Mons. Tito Solari: Hace 200 años nació, en un rinconcito del Piamonte

Hace 200 años nació, en un rinconcito del Piamonte, un niño que fue bautizado con el nombre de Juan. Sobre él el Espíritu de Dios derramó la ternura más grande del amor para que fuera el padre, el maestro y el amigo de todos los jóvenes del mundo.

Después de una larga búsqueda Don Bosco comprendió que Dios le pedía dar su vida por “los jóvenes, sobre todo los más pobres”, respondiendo así a las necesidades de su tiempo y de nuestro tiempo.

Él sabía que los jóvenes necesitan un patio, una casa, una escuela y una iglesia para crecer en armonía y alegría. Un patio para compartir, una casa para aprender a amar, una escuela para la vida y una iglesia para tener siempre a Dios en el corazón.

Gran pedagogo ha fundamentado su método en la razón, la religión y la amabilidad. A la mente de la juventud hay que ofrecerle razones y valores; al espíritu hay que alimentarlo con la gracia de Dios y al corazón hay que hacerle sentir el amor del padre y del amigo.

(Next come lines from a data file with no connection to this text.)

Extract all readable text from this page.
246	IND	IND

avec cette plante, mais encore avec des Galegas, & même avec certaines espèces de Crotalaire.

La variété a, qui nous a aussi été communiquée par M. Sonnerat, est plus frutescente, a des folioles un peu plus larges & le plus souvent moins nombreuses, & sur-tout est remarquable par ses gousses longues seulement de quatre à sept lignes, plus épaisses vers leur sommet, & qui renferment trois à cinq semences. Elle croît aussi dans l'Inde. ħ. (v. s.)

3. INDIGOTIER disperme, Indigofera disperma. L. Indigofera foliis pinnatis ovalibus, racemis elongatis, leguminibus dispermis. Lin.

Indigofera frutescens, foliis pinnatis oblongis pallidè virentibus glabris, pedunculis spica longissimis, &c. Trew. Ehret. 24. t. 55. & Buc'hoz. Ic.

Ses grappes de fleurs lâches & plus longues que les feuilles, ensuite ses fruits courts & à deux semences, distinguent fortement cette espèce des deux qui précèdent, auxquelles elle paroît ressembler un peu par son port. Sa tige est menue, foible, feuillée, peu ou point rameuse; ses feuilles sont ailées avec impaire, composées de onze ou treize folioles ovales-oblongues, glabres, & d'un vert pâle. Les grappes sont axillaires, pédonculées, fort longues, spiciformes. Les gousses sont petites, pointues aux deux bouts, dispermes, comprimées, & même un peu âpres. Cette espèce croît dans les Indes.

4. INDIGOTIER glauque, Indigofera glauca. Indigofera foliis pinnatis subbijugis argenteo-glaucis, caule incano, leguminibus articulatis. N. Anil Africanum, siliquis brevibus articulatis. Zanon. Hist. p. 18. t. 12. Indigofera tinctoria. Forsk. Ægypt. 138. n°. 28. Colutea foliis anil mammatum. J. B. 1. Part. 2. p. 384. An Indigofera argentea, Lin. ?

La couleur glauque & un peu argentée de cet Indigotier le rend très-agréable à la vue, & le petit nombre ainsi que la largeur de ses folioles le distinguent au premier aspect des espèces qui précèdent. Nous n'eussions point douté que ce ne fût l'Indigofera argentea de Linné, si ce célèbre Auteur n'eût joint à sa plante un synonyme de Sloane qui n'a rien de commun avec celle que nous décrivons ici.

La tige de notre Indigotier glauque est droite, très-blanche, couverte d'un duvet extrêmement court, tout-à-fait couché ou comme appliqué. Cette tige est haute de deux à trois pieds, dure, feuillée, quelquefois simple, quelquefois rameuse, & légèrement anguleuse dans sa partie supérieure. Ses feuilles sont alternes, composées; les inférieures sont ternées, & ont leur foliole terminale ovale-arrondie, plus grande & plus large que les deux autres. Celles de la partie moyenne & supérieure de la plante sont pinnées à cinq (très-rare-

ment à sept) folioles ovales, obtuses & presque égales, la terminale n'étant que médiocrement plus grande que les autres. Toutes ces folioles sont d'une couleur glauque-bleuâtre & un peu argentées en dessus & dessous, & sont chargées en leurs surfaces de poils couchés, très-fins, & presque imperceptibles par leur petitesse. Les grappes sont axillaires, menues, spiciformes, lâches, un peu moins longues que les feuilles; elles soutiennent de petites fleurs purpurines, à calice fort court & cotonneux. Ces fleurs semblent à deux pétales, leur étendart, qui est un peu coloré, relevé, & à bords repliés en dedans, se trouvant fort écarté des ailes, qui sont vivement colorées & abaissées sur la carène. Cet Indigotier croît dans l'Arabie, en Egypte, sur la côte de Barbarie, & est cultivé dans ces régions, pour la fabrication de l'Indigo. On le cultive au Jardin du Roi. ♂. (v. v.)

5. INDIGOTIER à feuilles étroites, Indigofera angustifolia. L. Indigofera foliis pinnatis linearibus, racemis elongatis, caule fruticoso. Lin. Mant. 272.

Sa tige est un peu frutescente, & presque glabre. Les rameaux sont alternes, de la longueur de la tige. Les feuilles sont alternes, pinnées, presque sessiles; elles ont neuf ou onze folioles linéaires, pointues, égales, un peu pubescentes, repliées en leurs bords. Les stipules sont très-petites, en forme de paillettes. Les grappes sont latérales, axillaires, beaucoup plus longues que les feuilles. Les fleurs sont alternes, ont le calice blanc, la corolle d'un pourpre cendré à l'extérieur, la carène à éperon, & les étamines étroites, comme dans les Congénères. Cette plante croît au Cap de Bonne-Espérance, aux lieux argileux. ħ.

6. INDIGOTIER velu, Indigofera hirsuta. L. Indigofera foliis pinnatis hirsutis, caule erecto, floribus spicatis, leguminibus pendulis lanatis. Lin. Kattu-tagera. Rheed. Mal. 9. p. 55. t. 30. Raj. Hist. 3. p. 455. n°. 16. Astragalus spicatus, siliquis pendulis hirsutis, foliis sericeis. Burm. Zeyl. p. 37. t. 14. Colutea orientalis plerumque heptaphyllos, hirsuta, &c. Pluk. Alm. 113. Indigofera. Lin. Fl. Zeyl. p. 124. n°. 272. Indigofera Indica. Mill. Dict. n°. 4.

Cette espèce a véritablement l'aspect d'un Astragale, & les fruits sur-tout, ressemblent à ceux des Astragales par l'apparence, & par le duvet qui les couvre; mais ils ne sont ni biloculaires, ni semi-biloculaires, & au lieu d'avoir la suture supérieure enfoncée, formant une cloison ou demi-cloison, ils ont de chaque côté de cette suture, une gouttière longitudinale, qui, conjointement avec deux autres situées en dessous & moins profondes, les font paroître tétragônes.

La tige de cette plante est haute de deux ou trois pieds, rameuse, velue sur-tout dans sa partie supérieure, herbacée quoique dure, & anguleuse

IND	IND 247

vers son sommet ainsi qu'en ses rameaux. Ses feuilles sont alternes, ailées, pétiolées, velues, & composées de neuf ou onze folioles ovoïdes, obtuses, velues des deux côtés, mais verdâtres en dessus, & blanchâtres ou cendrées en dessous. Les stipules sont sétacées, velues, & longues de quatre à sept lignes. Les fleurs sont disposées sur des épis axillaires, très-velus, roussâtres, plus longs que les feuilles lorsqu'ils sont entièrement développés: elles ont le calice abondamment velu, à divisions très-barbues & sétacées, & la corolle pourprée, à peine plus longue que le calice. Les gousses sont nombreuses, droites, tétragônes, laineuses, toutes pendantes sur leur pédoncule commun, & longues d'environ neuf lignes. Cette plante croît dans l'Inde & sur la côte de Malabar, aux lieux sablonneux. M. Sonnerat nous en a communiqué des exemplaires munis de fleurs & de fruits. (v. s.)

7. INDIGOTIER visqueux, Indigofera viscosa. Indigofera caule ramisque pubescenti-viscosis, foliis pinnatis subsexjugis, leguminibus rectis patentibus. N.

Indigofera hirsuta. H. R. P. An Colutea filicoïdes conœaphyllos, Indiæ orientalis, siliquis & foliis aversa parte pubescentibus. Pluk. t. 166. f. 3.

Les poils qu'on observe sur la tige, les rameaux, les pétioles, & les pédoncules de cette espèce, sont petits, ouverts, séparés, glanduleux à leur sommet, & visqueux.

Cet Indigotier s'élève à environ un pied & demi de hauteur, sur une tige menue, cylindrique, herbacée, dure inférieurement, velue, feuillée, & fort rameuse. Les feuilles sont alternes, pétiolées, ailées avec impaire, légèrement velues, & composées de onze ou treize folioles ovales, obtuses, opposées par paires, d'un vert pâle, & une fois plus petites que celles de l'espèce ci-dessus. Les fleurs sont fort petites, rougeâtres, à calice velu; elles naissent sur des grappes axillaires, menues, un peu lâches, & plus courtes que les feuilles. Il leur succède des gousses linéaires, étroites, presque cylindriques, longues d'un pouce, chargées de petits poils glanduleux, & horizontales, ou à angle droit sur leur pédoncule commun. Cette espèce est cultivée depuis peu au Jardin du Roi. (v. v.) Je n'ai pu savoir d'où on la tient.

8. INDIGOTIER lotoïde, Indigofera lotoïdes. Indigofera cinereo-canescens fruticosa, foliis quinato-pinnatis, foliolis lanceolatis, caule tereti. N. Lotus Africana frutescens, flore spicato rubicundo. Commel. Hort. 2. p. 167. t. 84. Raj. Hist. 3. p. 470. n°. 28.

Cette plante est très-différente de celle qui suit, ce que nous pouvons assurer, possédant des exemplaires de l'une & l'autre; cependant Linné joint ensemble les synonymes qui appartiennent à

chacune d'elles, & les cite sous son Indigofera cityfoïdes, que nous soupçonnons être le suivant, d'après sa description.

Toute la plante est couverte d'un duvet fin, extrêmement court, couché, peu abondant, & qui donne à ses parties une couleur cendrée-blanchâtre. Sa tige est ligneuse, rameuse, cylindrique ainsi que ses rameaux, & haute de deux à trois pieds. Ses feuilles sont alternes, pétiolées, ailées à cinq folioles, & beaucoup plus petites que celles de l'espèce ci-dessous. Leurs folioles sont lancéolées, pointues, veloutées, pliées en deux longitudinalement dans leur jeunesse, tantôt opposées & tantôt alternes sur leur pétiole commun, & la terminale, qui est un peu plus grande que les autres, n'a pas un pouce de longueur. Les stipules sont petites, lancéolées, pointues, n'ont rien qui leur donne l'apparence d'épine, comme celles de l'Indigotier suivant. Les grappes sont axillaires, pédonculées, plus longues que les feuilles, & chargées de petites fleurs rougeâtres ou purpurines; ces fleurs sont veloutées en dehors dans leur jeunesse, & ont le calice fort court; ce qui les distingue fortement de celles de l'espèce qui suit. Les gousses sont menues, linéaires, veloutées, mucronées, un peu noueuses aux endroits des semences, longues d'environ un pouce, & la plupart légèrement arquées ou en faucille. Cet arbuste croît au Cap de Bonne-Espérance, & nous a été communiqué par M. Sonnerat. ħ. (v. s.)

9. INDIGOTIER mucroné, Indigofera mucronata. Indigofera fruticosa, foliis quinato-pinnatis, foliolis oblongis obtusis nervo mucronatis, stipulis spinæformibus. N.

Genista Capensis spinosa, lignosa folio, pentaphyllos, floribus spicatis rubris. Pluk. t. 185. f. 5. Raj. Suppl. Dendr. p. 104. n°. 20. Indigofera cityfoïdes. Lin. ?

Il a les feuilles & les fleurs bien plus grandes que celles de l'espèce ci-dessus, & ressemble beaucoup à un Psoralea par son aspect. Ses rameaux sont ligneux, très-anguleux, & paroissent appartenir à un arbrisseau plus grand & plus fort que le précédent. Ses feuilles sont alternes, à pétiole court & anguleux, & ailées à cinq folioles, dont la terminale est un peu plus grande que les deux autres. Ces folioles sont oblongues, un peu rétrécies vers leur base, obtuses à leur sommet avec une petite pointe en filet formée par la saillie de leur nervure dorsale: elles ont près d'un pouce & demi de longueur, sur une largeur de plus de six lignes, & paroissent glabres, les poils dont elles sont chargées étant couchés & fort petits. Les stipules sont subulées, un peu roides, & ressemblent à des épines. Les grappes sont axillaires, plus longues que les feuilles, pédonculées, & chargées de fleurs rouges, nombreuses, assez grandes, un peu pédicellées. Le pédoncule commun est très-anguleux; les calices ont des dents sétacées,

Los jóvenes se sienten atraídos por Don Bosco: él nació pobre, tuvo que ganarse el pan con el sudor de su frente; vivió una adolescencia de novela, buscó el sentido de su vida en medio de muchas dificultades; y luego se dedicó a los jóvenes, creyó y encontró en ellos amigos y colaboradores, los lanzó a grandes empresas, y los abrió a soñar un mundo mejor, participando con valentía en los procesos políticos y religiosos de su tiempo.

Hoy, querido joven, Don Bosco te dice: “No te dejes llevar por la corriente; da un sentido a tu vida; entrénate para superar los obstáculos; abre tu corazón a servir a tu prójimo; agárrate de la mano de Dios y confía que la Virgen Auxiliadora está siempre a tu lado”.